Denial will not be your friend this summer, as troubling statistics continue to show just how quick and easily a child can drown.
"Usually the parent will say I just took my eyes off the child for a minute, and I went inside to take something off the stove or something and I came back and the child was drowned," said Cpl. Robert Green, with the Columbus Police Department and Safe Kids of Columbus.
Research from the Alabama Public Health Department shows that most young children who drown in pools were out of sight less than five minutes, and 88 percent were under some form of supervision.
Beyond keeping a close and constant eye on kids and adults who are poor swimmers, experts say you might want to check your drain as the end of school and official start of summer is just around the corner.
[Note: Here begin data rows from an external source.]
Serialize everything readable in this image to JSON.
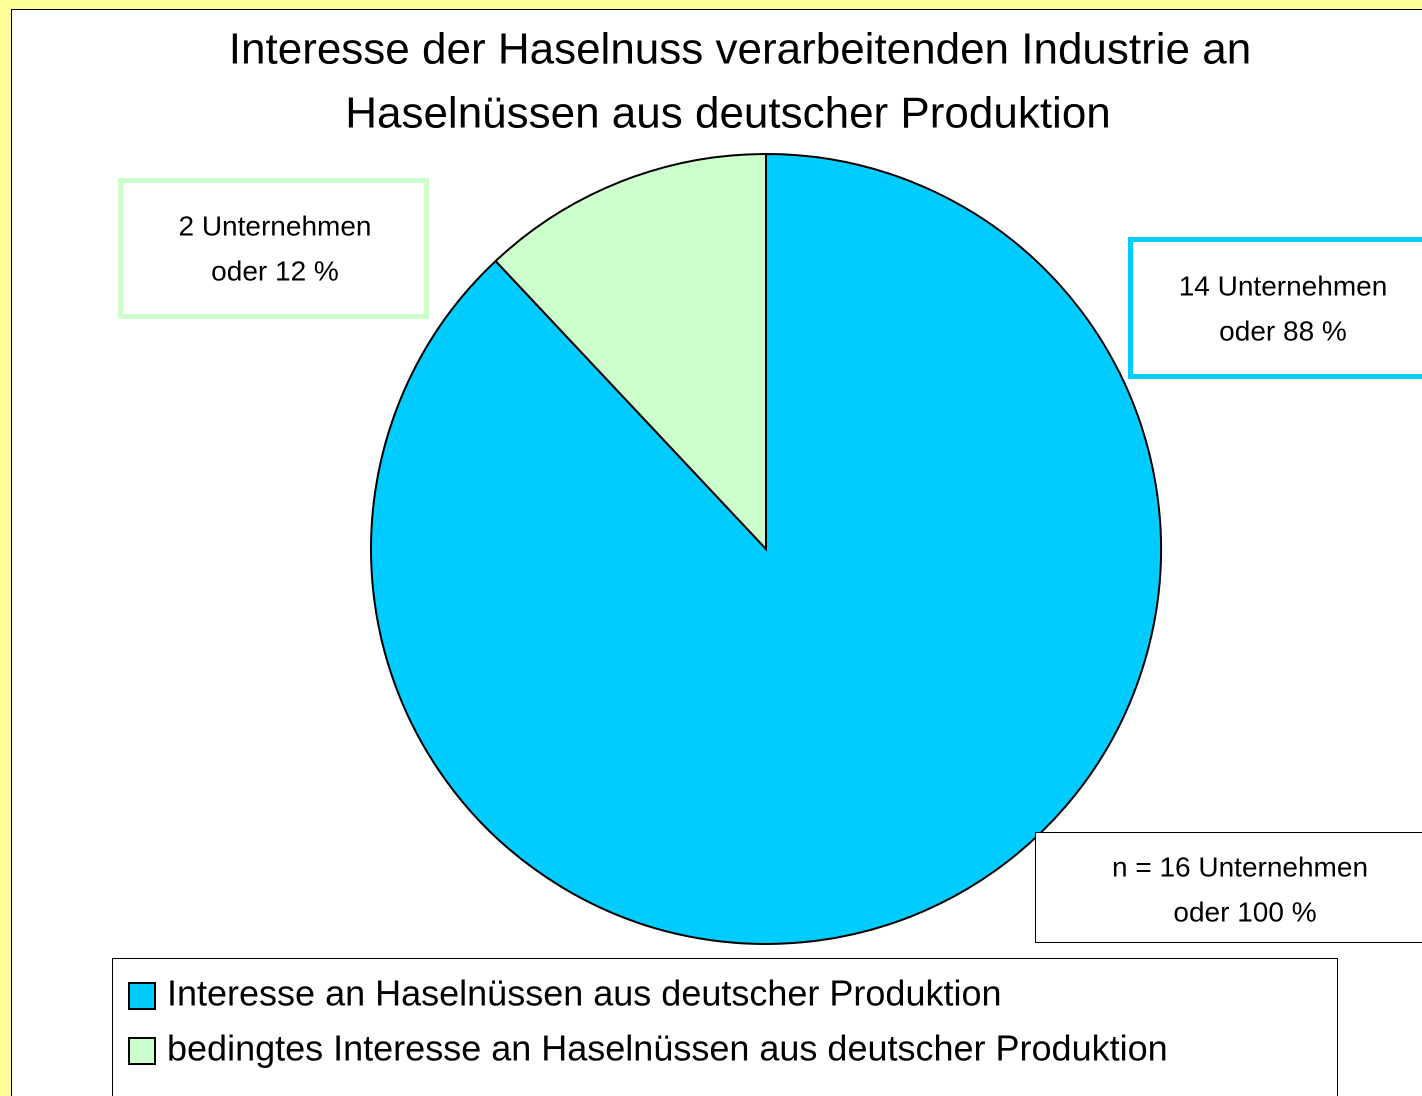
{
  "chart_data": {
    "type": "pie",
    "title": [
      "Interesse der Haselnuss verarbeitenden Industrie an",
      "Haselnüssen aus deutscher Produktion"
    ],
    "categories": [
      "Interesse an Haselnüssen aus deutscher Produktion",
      "bedingtes Interesse an Haselnüssen aus deutscher Produktion"
    ],
    "values": [
      88,
      12
    ],
    "value_labels": [
      [
        "14 Unternehmen",
        "oder 88 %"
      ],
      [
        "2 Unternehmen",
        "oder 12 %"
      ]
    ],
    "colors": [
      "#00ccff",
      "#ccffcc"
    ],
    "annotation": [
      "n = 16 Unternehmen",
      "oder 100 %"
    ],
    "legend": "bottom"
  }
}
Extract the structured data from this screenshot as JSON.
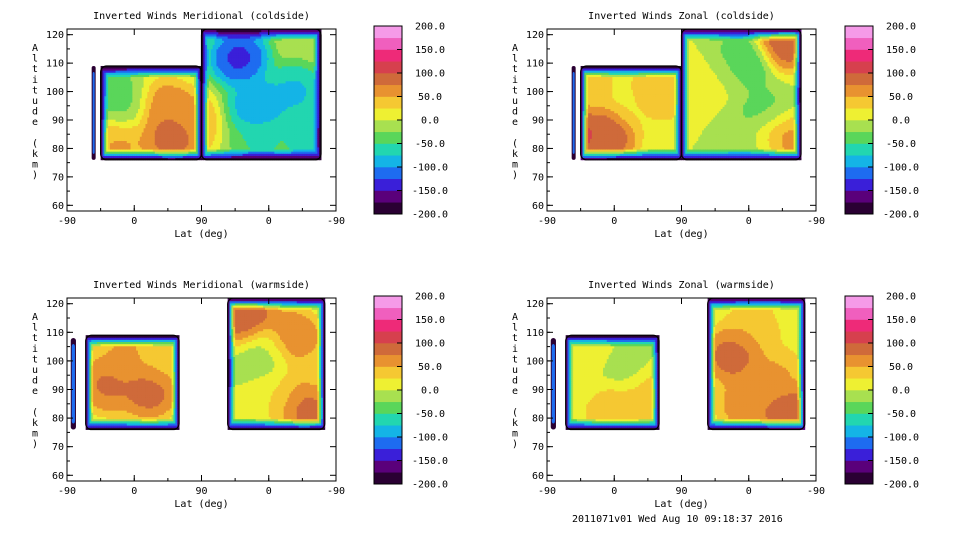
{
  "footer": "2011071v01 Wed Aug 10 09:18:37 2016",
  "colorbar": {
    "ticks": [
      "200.0",
      "150.0",
      "100.0",
      "50.0",
      "0.0",
      "-50.0",
      "-100.0",
      "-150.0",
      "-200.0"
    ],
    "range": [
      -200,
      200
    ],
    "colors": [
      "#2a0033",
      "#5a007a",
      "#3a1fd9",
      "#1e6cf0",
      "#14b4e6",
      "#22d6b0",
      "#5ad65a",
      "#a8e050",
      "#eef032",
      "#f5c832",
      "#e89230",
      "#cf6a3a",
      "#d6404e",
      "#ee2a78",
      "#f05fbe",
      "#f59ae8"
    ]
  },
  "chart_data": [
    {
      "type": "heatmap",
      "title": "Inverted Winds Meridional (coldside)",
      "xlabel": "Lat (deg)",
      "ylabel": "Altitude (km)",
      "x_ticks": [
        "-90",
        "0",
        "90",
        "0",
        "-90"
      ],
      "y_ticks": [
        60,
        70,
        80,
        90,
        100,
        110,
        120
      ],
      "ylim": [
        58,
        122
      ],
      "zlim": [
        -200,
        200
      ],
      "blobs": [
        {
          "lat": -15,
          "alt": 96,
          "value": -40
        },
        {
          "lat": 40,
          "alt": 94,
          "value": 80
        },
        {
          "lat": -55,
          "alt": 105,
          "value": -60
        },
        {
          "lat": -20,
          "alt": 82,
          "value": 60
        },
        {
          "lat": 50,
          "alt": 84,
          "value": 100
        },
        {
          "lat": 70,
          "alt": 90,
          "value": 70
        },
        {
          "lat": 140,
          "alt": 112,
          "value": -150
        },
        {
          "lat": 165,
          "alt": 95,
          "value": -110
        },
        {
          "lat": 215,
          "alt": 100,
          "value": -90
        },
        {
          "lat": 240,
          "alt": 84,
          "value": -80
        },
        {
          "lat": 170,
          "alt": 82,
          "value": -60
        }
      ]
    },
    {
      "type": "heatmap",
      "title": "Inverted Winds Zonal (coldside)",
      "xlabel": "Lat (deg)",
      "ylabel": "Altitude (km)",
      "x_ticks": [
        "-90",
        "0",
        "90",
        "0",
        "-90"
      ],
      "y_ticks": [
        60,
        70,
        80,
        90,
        100,
        110,
        120
      ],
      "ylim": [
        58,
        122
      ],
      "zlim": [
        -200,
        200
      ],
      "blobs": [
        {
          "lat": -60,
          "alt": 85,
          "value": 130
        },
        {
          "lat": -10,
          "alt": 85,
          "value": 110
        },
        {
          "lat": 30,
          "alt": 96,
          "value": 20
        },
        {
          "lat": -40,
          "alt": 103,
          "value": 50
        },
        {
          "lat": 60,
          "alt": 100,
          "value": 60
        },
        {
          "lat": 140,
          "alt": 105,
          "value": 10
        },
        {
          "lat": 170,
          "alt": 110,
          "value": -60
        },
        {
          "lat": 200,
          "alt": 92,
          "value": -40
        },
        {
          "lat": 230,
          "alt": 118,
          "value": 110
        },
        {
          "lat": 220,
          "alt": 84,
          "value": 80
        },
        {
          "lat": 190,
          "alt": 80,
          "value": -20
        }
      ]
    },
    {
      "type": "heatmap",
      "title": "Inverted Winds Meridional (warmside)",
      "xlabel": "Lat (deg)",
      "ylabel": "Altitude (km)",
      "x_ticks": [
        "-90",
        "0",
        "90",
        "0",
        "-90"
      ],
      "y_ticks": [
        60,
        70,
        80,
        90,
        100,
        110,
        120
      ],
      "ylim": [
        58,
        122
      ],
      "zlim": [
        -200,
        200
      ],
      "blobs": [
        {
          "lat": -35,
          "alt": 92,
          "value": 90
        },
        {
          "lat": 20,
          "alt": 90,
          "value": 100
        },
        {
          "lat": -10,
          "alt": 103,
          "value": 60
        },
        {
          "lat": 40,
          "alt": 100,
          "value": 40
        },
        {
          "lat": 150,
          "alt": 115,
          "value": 110
        },
        {
          "lat": 175,
          "alt": 103,
          "value": -20
        },
        {
          "lat": 210,
          "alt": 108,
          "value": 90
        },
        {
          "lat": 195,
          "alt": 88,
          "value": 20
        },
        {
          "lat": 225,
          "alt": 85,
          "value": 110
        },
        {
          "lat": 240,
          "alt": 95,
          "value": 40
        }
      ]
    },
    {
      "type": "heatmap",
      "title": "Inverted Winds Zonal (warmside)",
      "xlabel": "Lat (deg)",
      "ylabel": "Altitude (km)",
      "x_ticks": [
        "-90",
        "0",
        "90",
        "0",
        "-90"
      ],
      "y_ticks": [
        60,
        70,
        80,
        90,
        100,
        110,
        120
      ],
      "ylim": [
        58,
        122
      ],
      "zlim": [
        -200,
        200
      ],
      "blobs": [
        {
          "lat": -45,
          "alt": 95,
          "value": 0
        },
        {
          "lat": 10,
          "alt": 96,
          "value": -20
        },
        {
          "lat": 0,
          "alt": 85,
          "value": 60
        },
        {
          "lat": 45,
          "alt": 88,
          "value": 50
        },
        {
          "lat": -40,
          "alt": 103,
          "value": 30
        },
        {
          "lat": 160,
          "alt": 102,
          "value": 100
        },
        {
          "lat": 190,
          "alt": 112,
          "value": 50
        },
        {
          "lat": 215,
          "alt": 95,
          "value": 60
        },
        {
          "lat": 180,
          "alt": 85,
          "value": 80
        },
        {
          "lat": 235,
          "alt": 82,
          "value": 110
        },
        {
          "lat": 225,
          "alt": 115,
          "value": 20
        }
      ]
    }
  ]
}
They also say it might be a good idea to keep a pair of emergency scissors by the pool.
"Sometimes the children's clothes get caught in the drain, or their hair, and if you can keep them scissors close by, keep your eye on the scissors too, and that way you can cut the clothes off, or cut the hair off so they can get out of the drainage," said Green.
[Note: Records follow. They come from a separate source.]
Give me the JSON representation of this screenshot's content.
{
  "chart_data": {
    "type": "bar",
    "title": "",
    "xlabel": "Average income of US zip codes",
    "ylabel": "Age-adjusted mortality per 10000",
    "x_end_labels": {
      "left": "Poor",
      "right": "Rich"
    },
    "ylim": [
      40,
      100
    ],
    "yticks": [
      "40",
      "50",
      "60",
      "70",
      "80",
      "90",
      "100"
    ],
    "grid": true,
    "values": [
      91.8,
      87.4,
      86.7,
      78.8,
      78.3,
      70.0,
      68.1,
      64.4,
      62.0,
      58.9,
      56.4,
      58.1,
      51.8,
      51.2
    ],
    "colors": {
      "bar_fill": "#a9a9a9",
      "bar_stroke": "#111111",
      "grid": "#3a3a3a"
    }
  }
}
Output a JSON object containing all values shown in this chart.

While Alabama officials say pools claim the most lives with 39 percent of drownings, open bodies of water come in a close second at 37 percent.
Last year our area saw several tragic drownings, including 15-year-old Tiquarius Myers who drowned in Lake Oliver at the end of May.
Officials in both Georgia and Alabama advocate water safety, like taking swimming lessons and using flotation devices in hopes of having a fun and safe 2016 summer.